TotalEnergies will develop the Papua LNG project with four electrical trains and is moving ahead with front-end engineering and design (FEED).
The French company will also sell down a stake in the project to JX Nippon.
New liquefaction under the Papua LNG project will be 4 million tonnes per year. The project will also take another 2mn tpy of capacity at the existing trains of PNG LNG. The new development will be built within the PNG LNG site, at Caution Bay.
ExxonMobil will build and operate the electrical trains. The US company has operated PNG LNG since 2014.
“The integrated FEED entry is a significant step in the development of the Papua LNG project,” said Julien Pouget, senior vice president Asia Pacific for exploration & production and renewables at TotalEnergies.
“This project, strongly supported by the Papua New Guinea State, will contribute to the security of LNG supply, especially for customers in Asia, where LNG can substitute coal for power generation and participate in a substantial reduction of CO2 emissions in the region.”
Using electrical trains will reduce emissions from the new project. In addition, it plans to reinject CO2.
Minister of Petroleum and Energy of Papua New Guinea Kerenga Kua said Papua LNG was a “project of national significance”. The plan will help business confidence and help the economy, the minister said.
“The Marape-Rosso government places high priority on the delivery of Papua LNG project, we have an improved deal for our people, and improved contribution of our national contractors and work force.” Kua went on to encourage the stakeholders “to work diligently to deliver an ‘on time-on budget’ project”.

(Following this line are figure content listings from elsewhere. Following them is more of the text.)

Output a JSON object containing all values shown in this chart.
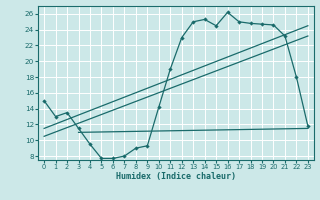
{
  "xlabel": "Humidex (Indice chaleur)",
  "bg_color": "#cce8e8",
  "line_color": "#1a6b6b",
  "grid_color": "#ffffff",
  "xlim": [
    -0.5,
    23.5
  ],
  "ylim": [
    7.5,
    27
  ],
  "xticks": [
    0,
    1,
    2,
    3,
    4,
    5,
    6,
    7,
    8,
    9,
    10,
    11,
    12,
    13,
    14,
    15,
    16,
    17,
    18,
    19,
    20,
    21,
    22,
    23
  ],
  "yticks": [
    8,
    10,
    12,
    14,
    16,
    18,
    20,
    22,
    24,
    26
  ],
  "curve1_x": [
    0,
    1,
    2,
    3,
    4,
    5,
    6,
    7,
    8,
    9,
    10,
    11,
    12,
    13,
    14,
    15,
    16,
    17,
    18,
    19,
    20,
    21,
    22,
    23
  ],
  "curve1_y": [
    15.0,
    13.0,
    13.5,
    11.5,
    9.5,
    7.7,
    7.7,
    8.0,
    9.0,
    9.3,
    14.2,
    19.0,
    23.0,
    25.0,
    25.3,
    24.5,
    26.2,
    25.0,
    24.8,
    24.7,
    24.6,
    23.2,
    18.0,
    11.8
  ],
  "line1_x": [
    0,
    23
  ],
  "line1_y": [
    11.5,
    24.5
  ],
  "line2_x": [
    0,
    23
  ],
  "line2_y": [
    10.5,
    23.2
  ],
  "line3_x": [
    3,
    23
  ],
  "line3_y": [
    11.0,
    11.5
  ]
}
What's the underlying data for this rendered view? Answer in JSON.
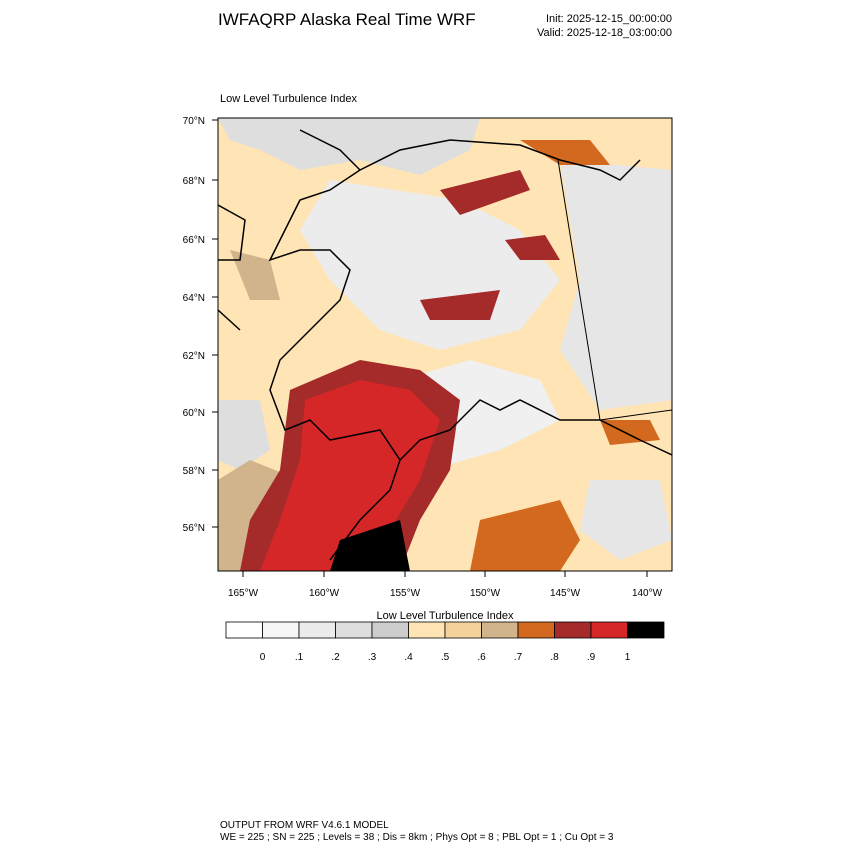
{
  "header": {
    "title": "IWFAQRP Alaska Real Time WRF",
    "init": "Init: 2025-12-15_00:00:00",
    "valid": "Valid: 2025-12-18_03:00:00"
  },
  "map": {
    "field_label": "Low Level Turbulence Index",
    "lat_labels": [
      "70°N",
      "68°N",
      "66°N",
      "64°N",
      "62°N",
      "60°N",
      "58°N",
      "56°N"
    ],
    "lon_labels": [
      "165°W",
      "160°W",
      "155°W",
      "150°W",
      "145°W",
      "140°W"
    ]
  },
  "colorbar": {
    "title": "Low Level Turbulence Index",
    "labels": [
      "0",
      ".1",
      ".2",
      ".3",
      ".4",
      ".5",
      ".6",
      ".7",
      ".8",
      ".9",
      "1"
    ],
    "colors": [
      "#ffffff",
      "#f6f6f6",
      "#ececec",
      "#dedede",
      "#cdcdcd",
      "#ffe4b5",
      "#f5d29c",
      "#d2b48c",
      "#d2691e",
      "#a52a2a",
      "#d62728",
      "#000000"
    ]
  },
  "footer": {
    "line1": "OUTPUT FROM WRF V4.6.1 MODEL",
    "line2": "WE = 225 ; SN = 225 ; Levels = 38 ; Dis = 8km ; Phys Opt = 8 ; PBL Opt = 1 ; Cu Opt = 3"
  }
}
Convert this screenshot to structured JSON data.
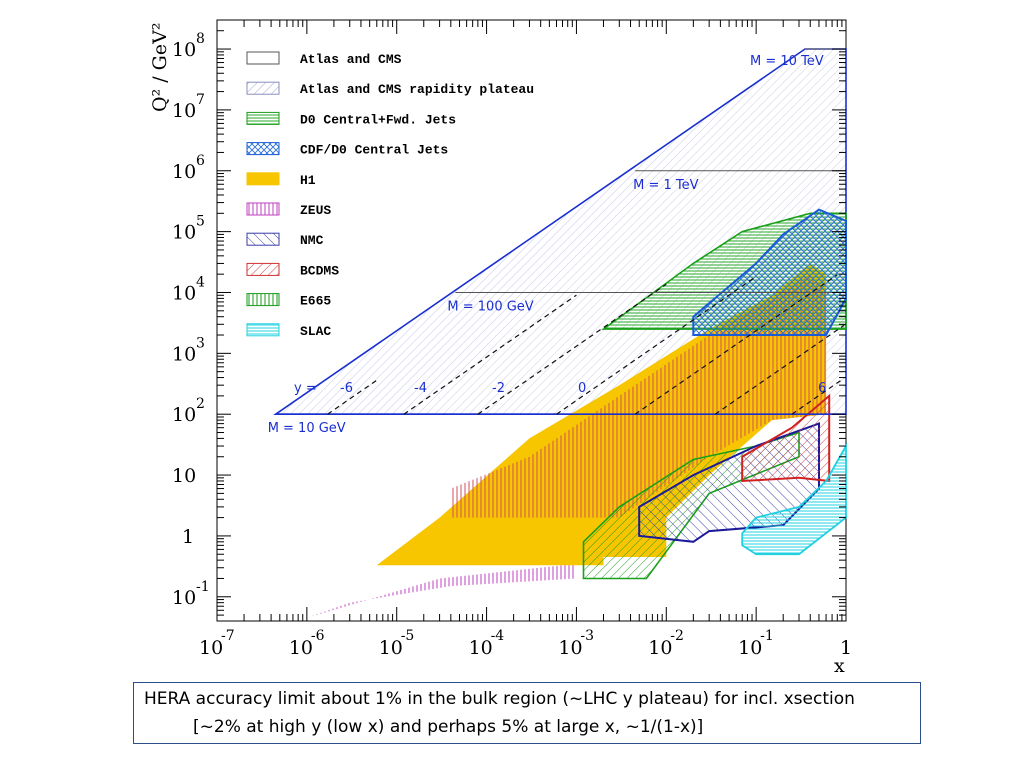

Total holds a 40.1% stake in Papua LNG, while Exxon has 37.1% and Santos 22.8%. The French company said that it had struck a head of agreement with JX Nippon for the sale of a 2% stake in Papua LNG. JX Nippon is affiliated with Japan’s ENEOS and already holds a 4.7% stake in PNG LNG.
The partners expect to reach a final investment decision (FID) on the plan by the end of 2023 or early 2024. It would then start producing four years later.
At FID, the state of Papua New Guinea has a right to back in for up to 22.5%.